Lebih lanjut, Yusril membedakan secara tegas antara tindakan ‘mengkritik’ dan ‘menghina’. Menurutnya, yang dapat dipidana adalah perbuatan menghina, bukan memberikan kritik. Hal ini diatur dalam Pasal 240 dan 241 KUHP Baru.

“Yang bisa dipidana itu adalah ‘menghina’ bukan ‘mengkritik’. Ini diatur misalnya dalam Pasal 240 dan 241. Itupun dikategorikan sebagai delik aduan. Jadi kalau pemerintah atau lembaga negara tidak membuat pengaduan, penegak hukum nggak bisa berbuat apa-apa,” jelasnya.
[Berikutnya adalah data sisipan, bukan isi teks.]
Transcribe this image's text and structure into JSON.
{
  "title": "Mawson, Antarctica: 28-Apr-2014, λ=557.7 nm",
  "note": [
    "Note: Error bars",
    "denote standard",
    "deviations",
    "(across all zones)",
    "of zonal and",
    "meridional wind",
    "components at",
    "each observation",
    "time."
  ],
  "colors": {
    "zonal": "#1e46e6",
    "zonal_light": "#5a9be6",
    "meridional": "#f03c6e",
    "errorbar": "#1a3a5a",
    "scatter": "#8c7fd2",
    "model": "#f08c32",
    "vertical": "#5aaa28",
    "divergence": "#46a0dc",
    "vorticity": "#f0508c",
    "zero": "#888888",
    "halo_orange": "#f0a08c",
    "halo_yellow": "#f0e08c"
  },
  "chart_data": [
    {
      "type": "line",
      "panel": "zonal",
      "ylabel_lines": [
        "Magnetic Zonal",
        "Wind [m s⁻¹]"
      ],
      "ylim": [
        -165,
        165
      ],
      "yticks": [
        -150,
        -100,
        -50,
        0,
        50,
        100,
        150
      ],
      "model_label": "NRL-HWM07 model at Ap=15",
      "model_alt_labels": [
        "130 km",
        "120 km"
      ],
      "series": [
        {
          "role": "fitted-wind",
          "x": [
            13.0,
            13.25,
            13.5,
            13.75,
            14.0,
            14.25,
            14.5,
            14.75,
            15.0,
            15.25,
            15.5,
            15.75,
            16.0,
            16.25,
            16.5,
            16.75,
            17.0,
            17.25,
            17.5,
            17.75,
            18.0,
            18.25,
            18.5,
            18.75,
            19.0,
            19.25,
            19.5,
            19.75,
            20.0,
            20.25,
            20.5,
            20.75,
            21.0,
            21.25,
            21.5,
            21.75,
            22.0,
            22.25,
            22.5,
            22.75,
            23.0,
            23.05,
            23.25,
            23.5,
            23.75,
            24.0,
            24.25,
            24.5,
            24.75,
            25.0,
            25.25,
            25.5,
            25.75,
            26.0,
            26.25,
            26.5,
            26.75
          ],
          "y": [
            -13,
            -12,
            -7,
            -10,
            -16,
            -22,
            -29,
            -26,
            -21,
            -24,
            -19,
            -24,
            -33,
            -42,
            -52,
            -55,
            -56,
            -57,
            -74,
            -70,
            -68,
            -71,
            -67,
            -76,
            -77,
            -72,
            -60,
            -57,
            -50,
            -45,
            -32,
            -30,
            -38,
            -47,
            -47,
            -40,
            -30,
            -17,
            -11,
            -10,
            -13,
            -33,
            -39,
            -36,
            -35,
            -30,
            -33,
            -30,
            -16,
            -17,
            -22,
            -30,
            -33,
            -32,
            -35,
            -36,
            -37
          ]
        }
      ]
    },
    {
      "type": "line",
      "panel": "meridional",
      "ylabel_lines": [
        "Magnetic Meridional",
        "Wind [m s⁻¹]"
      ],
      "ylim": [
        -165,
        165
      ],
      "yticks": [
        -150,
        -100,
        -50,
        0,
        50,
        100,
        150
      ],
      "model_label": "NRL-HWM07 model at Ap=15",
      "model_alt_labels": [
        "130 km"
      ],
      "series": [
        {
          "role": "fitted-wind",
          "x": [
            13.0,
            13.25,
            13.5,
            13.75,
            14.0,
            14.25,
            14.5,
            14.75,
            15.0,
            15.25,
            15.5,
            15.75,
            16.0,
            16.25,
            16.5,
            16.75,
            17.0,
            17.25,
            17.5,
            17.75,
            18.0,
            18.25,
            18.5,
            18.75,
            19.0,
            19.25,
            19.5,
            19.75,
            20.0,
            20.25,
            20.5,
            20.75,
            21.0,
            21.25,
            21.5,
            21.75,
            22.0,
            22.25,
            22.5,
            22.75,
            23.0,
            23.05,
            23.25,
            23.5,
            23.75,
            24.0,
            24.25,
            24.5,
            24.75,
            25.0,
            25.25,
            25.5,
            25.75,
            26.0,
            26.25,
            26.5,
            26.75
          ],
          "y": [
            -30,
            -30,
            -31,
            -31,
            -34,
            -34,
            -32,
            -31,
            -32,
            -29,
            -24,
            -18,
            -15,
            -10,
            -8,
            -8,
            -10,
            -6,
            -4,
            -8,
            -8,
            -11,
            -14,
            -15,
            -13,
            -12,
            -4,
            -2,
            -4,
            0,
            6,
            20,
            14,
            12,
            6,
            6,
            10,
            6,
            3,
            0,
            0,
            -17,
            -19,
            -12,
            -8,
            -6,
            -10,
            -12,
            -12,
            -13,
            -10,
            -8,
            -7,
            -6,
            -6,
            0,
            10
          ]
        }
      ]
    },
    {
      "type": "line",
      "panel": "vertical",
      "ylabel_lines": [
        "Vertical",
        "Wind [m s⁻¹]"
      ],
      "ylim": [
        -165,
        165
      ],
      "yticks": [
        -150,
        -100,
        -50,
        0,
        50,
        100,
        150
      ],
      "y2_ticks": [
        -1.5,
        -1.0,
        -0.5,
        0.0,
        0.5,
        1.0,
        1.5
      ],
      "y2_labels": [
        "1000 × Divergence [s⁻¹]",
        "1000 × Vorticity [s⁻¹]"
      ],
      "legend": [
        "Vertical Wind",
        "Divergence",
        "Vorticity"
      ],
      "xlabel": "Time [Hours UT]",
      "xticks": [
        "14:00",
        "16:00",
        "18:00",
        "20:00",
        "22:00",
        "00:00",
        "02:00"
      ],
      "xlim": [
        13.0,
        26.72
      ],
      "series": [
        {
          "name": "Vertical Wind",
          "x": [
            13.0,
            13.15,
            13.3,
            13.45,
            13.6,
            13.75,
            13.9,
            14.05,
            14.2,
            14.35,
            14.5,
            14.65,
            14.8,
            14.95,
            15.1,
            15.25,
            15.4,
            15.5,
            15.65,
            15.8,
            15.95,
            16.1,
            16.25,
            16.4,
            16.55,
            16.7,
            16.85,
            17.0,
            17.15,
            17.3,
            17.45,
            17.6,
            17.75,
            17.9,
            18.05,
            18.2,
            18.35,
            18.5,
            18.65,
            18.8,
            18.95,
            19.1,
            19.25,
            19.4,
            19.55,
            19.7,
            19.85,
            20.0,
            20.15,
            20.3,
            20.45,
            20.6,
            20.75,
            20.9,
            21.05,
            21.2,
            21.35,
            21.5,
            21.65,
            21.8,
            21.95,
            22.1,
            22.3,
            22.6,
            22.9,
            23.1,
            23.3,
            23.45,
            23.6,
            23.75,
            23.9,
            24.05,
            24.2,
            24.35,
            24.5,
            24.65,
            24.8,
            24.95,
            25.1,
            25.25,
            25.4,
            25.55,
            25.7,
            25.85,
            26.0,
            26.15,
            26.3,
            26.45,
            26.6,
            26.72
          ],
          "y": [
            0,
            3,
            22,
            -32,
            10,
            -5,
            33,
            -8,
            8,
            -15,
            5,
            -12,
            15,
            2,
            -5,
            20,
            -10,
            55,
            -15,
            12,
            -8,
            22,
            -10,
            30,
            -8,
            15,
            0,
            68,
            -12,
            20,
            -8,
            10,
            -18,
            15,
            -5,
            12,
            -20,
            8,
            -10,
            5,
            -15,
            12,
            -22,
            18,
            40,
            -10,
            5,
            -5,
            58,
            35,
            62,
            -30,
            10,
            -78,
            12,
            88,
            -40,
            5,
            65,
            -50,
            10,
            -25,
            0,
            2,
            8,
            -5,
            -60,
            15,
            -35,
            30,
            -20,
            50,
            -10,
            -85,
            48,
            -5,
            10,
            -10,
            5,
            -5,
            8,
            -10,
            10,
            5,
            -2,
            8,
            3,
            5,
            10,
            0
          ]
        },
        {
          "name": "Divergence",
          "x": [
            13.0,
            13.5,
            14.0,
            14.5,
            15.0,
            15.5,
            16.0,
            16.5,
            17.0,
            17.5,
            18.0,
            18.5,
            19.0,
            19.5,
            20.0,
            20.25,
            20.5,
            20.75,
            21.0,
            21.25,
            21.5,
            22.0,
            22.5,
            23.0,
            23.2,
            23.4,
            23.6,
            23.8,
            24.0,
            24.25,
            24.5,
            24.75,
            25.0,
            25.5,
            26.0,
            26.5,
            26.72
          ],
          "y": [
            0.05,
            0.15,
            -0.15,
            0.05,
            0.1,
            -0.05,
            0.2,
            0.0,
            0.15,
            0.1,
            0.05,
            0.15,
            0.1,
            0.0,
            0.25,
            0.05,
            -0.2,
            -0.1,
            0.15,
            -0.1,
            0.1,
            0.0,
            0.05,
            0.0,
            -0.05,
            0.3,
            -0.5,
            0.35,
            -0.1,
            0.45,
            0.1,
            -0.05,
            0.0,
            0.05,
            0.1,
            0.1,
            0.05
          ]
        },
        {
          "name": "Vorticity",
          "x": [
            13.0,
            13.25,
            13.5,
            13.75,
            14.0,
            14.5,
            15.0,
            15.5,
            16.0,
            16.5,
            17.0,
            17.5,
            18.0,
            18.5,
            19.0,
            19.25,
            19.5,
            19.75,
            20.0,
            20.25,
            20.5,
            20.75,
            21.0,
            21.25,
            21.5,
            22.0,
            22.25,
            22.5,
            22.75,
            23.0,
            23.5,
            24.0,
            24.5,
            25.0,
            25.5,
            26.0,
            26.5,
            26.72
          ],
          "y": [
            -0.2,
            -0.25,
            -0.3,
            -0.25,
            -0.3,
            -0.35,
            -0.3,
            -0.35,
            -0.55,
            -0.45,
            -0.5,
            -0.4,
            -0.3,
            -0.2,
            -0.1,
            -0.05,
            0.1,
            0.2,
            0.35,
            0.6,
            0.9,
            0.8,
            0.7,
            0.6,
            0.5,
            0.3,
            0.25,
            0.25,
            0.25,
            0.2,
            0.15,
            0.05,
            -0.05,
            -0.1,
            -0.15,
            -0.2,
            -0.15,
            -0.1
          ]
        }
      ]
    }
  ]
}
Persepsi yang Sama Penting

Yusril menambahkan, agar tidak terjadi multitafsir, pemerintah dan aparat penegak hukum perlu memiliki persepsi yang seragam mengenai definisi ‘menghina’ dalam konteks KUHP baru. Masyarakat juga diharapkan memiliki pemahaman yang jelas untuk membedakan antara kritik yang membangun dan penghinaan.

Advertisement

“Ini adalah bagian dari pendewasaan kita dalam kehidupan berbangsa dan bernegara yang baik ke depan,” katanya. “Mengkritik boleh. Menghina yang nggak boleh. Saya baca beberapa medsos cenderung menyamakan mengkritik dengan menghina. Padahal beda, secara hukum maupun bahasa,” tambahnya.

Pemberlakuan KUHAP dan KUHP

Sebagai informasi, Presiden Prabowo Subianto telah menandatangani KUHAP. KUHAP ini akan berlaku bersamaan dengan KUHP baru pada Januari 2026.

“Ya (UU sudah ditandatangani Presiden),” kata Menteri Sekretaris Negara (Mensesneg) Prasetyo Hadi di Pangkalan Udara Halim Perdana Kusuma, Jakarta Timur, Senin (29/12/2025).

Prasetyo juga mengonfirmasi bahwa penerapan KUHAP akan dilaksanakan bersamaan dengan KUHP pada awal tahun 2026. “Iya dong (diterapkan bersamaan dengan KUHP),” ujarnya.